Gradio “vibe-coded” tools make human-in-the-loop data review practical for designer and engineer.

From Figma to Raw SVGs: Mining the Icon Library

Before I could train anything, I needed a reliable way to turn a living Figma icon library into files on disk. The goal was simple: given a few Figma projects, find every icon component that is still relevant, and export it as a clean SVG that I could process further.

Using Figma’s OpenAPI Instead of a Client SDK

One of the nicest surprises in this project was Figma’s API design. Instead of shipping and maintaining official client SDKs for every language, Figma publishes an OpenAPI 3.2.0 specification for their REST API. That means they only need to maintain a single API definition file, and users are free to generate their own client in whatever language they like.

Since the rest of my pipeline was Python-based, I used the openapi-python-client generator to produce a typed Python client from Figma’s OpenAPI spec. From that point on, the Figma API felt like a normal Python package: I could call methods, get structured responses, and treat it as just another dependency in my ML project.

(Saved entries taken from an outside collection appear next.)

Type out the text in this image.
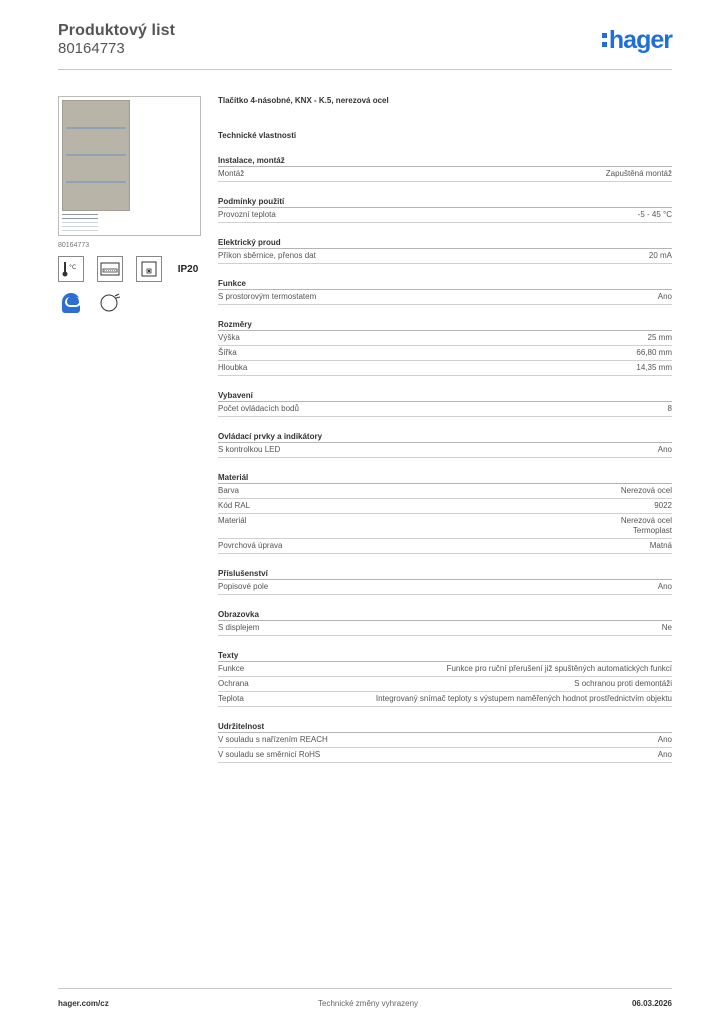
Produktový list
80164773	hager
80164773
°C	IP20
Tlačítko 4-násobné, KNX - K.5, nerezová ocel
Technické vlastnosti
Instalace, montáž
Montáž	Zapuštěná montáž
Podmínky použití
Provozní teplota	-5 - 45 °C
Elektrický proud
Příkon sběrnice, přenos dat	20 mA
Funkce
S prostorovým termostatem	Ano
Rozměry
Výška	25 mm
Šířka	66,80 mm
Hloubka	14,35 mm
Vybavení
Počet ovládacích bodů	8
Ovládací prvky a indikátory
S kontrolkou LED	Ano
Materiál
Barva	Nerezová ocel
Kód RAL	9022
Materiál	Nerezová ocel
Termoplast
Povrchová úprava	Matná
Příslušenství
Popisové pole	Ano
Obrazovka
S displejem	Ne
Texty
Funkce	Funkce pro ruční přerušení již spuštěných automatických funkcí
Ochrana	S ochranou proti demontáži
Teplota	Integrovaný snímač teploty s výstupem naměřených hodnot prostřednictvím objektu
Udržitelnost
V souladu s nařízením REACH	Ano
V souladu se směrnicí RoHS	Ano
hager.com/cz	Technické změny vyhrazeny	06.03.2026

Iterating Projects and Files

The input to my script was deliberately simple: a small list of Figma project IDs.

From there, the pipeline did the following:

Loop over each project ID.
For each project, fetch all design files.
For each file, walk the document tree and collect all components that represent icons.

Deduplication, Cross-File Matching, and Deprecation Rules

To turn this raw list into a usable icon set, I added a few layers of logic:

Component deduplication – I merged components that were effectively the same icon across different files or projects, based on naming and metadata. This avoided training the model multiple times on what was essentially the same asset.
Cross-file component detection - Some icons had migrated between files over time. Matching them across files kept the dataset closer to the logical icon library instead of the historical layout of Figma documents.
Deprecation filtering – Designers had a convention for deprecated components: their names start with a special emoji(🚫). We agreed that anything following that pattern should be excluded from training. A single rule removed a lot of historical noise.

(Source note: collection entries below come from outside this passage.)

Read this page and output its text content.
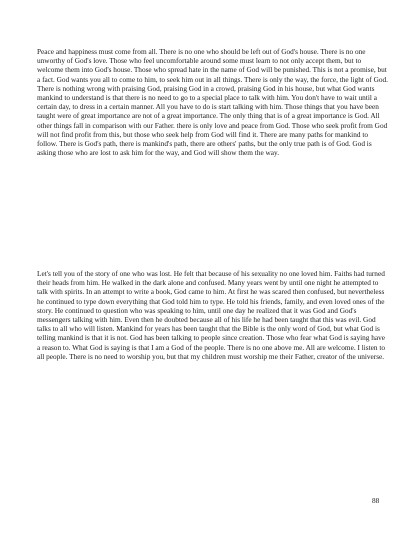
Peace and happiness must come from all. There is no one who should be left out of God's house. There is no one unworthy of God's love. Those who feel uncomfortable around some must learn to not only accept them, but to welcome them into God's house. Those who spread hate in the name of God will be punished. This is not a promise, but a fact. God wants you all to come to him, to seek him out in all things. There is only the way, the force, the light of God. There is nothing wrong with praising God, praising God in a crowd, praising God in his house, but what God wants mankind to understand is that there is no need to go to a special place to talk with him. You don't have to wait until a certain day, to dress in a certain manner. All you have to do is start talking with him. Those things that you have been taught were of great importance are not of a great importance. The only thing that is of a great importance is God. All other things fall in comparison with our Father. there is only love and peace from God. Those who seek profit from God will not find profit from this, but those who seek help from God will find it. There are many paths for mankind to follow. There is God's path, there is mankind's path, there are others' paths, but the only true path is of God. God is asking those who are lost to ask him for the way, and God will show them the way.

Let's tell you of the story of one who was lost. He felt that because of his sexuality no one loved him. Faiths had turned their heads from him. He walked in the dark alone and confused. Many years went by until one night he attempted to talk with spirits. In an attempt to write a book, God came to him. At first he was scared then confused, but nevertheless he continued to type down everything that God told him to type. He told his friends, family, and even loved ones of the story. He continued to question who was speaking to him, until one day he realized that it was God and God's messengers talking with him. Even then he doubted because all of his life he had been taught that this was evil. God talks to all who will listen. Mankind for years has been taught that the Bible is the only word of God, but what God is telling mankind is that it is not. God has been talking to people since creation. Those who fear what God is saying have a reason to. What God is saying is that I am a God of the people. There is no one above me. All are welcome. I listen to all people. There is no need to worship you, but that my children must worship me their Father, creator of the universe.

88
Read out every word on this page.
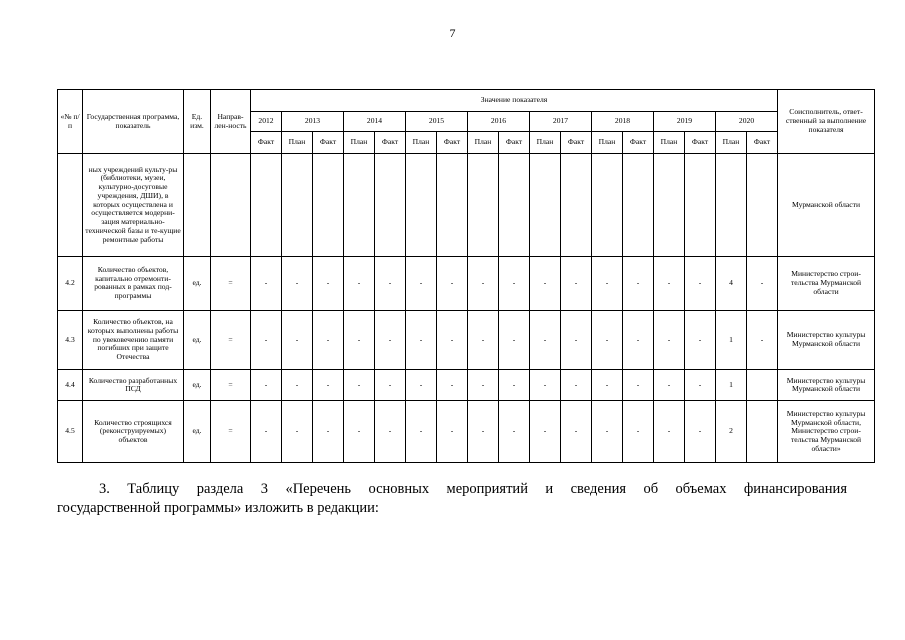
7
«№ п/п	Государственная программа, показатель	Ед. изм.	Направ-лен-ность	Значение показателя																	Соисполнитель, ответ-ственный за выполнение показателя
				2012	2013		2014		2015		2016		2017		2018		2019		2020		
				Факт	План	Факт	План	Факт	План	Факт	План	Факт	План	Факт	План	Факт	План	Факт	План	Факт	
	ных учреждений культу-ры (библиотеки, музеи, культурно-досуговые учреждения, ДШИ), в которых осуществлена и осуществляется модерни-зация материально-технической базы и те-кущие ремонтные работы																				Мурманской области
4.2	Количество объектов, капитально отремонти-рованных в рамках под-программы	ед.	=	-	-	-	-	-	-	-	-	-	-	-	-	-	-	-	4	-	Министерство строи-тельства Мурманской области
4.3	Количество объектов, на которых выполнены работы по увековечению памяти погибших при защите Отечества	ед.	=	-	-	-	-	-	-	-	-	-	-	-	-	-	-	-	1	-	Министерство культуры Мурманской области
4.4	Количество разработанных ПСД	ед.	=	-	-	-	-	-	-	-	-	-	-	-	-	-	-	-	1		Министерство культуры Мурманской области
4.5	Количество строящихся (реконструируемых) объектов	ед.	=	-	-	-	-	-	-	-	-	-	-	-	-	-	-	-	2		Министерство культуры Мурманской области, Министерство строи-тельства Мурманской области»
3. Таблицу раздела 3 «Перечень основных мероприятий и сведения об объемах финансирования
государственной программы» изложить в редакции:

A pleasant surprise was how much semantic information was already there. For a subset of components, designers had filled in the description field with tags and usage hints. Those human-written tags later became very strong signals when I built text captions for each icon.

Laying the Groundwork for Reuse

The most important property of this step is that it’s fully automated:

Give the script a list of project IDs.
It discovers files, finds icon components, deduplicates them, filters out deprecated ones, and records metadata for the next stages.

That makes the pipeline reusable in two ways:

If I ever want to finetune a new base model, I can rerun the same extraction and get an updated dataset with almost no manual work.
More importantly, the same mechanism can be extended beyond icons. In principle, the script could extract any kind of reusable design asset from Figma: illustration libraries, design system components or even UI patterns.

Cleaning SVGs and Rendering Theme-Correct PNGs

After finding the icon components in Figma, I still needed something the model could actually see: pixels. That meant turning each component into a clean, theme-correct image.

SVG First, PNG Later

I used Figma’s batch export API to download every icon as SVG, not PNG:

SVG is text, so styles and colors are easy to inspect and modify.
One SVG can produce many variants: different sizes and different themes (Dark, Darkest, Light, Lightest).
All fixes happen before rasterization, so there’s no quality loss.

Only after cleaning the SVGs did I render them to PNG with cairosvg, which plays nicely with standard vision libraries.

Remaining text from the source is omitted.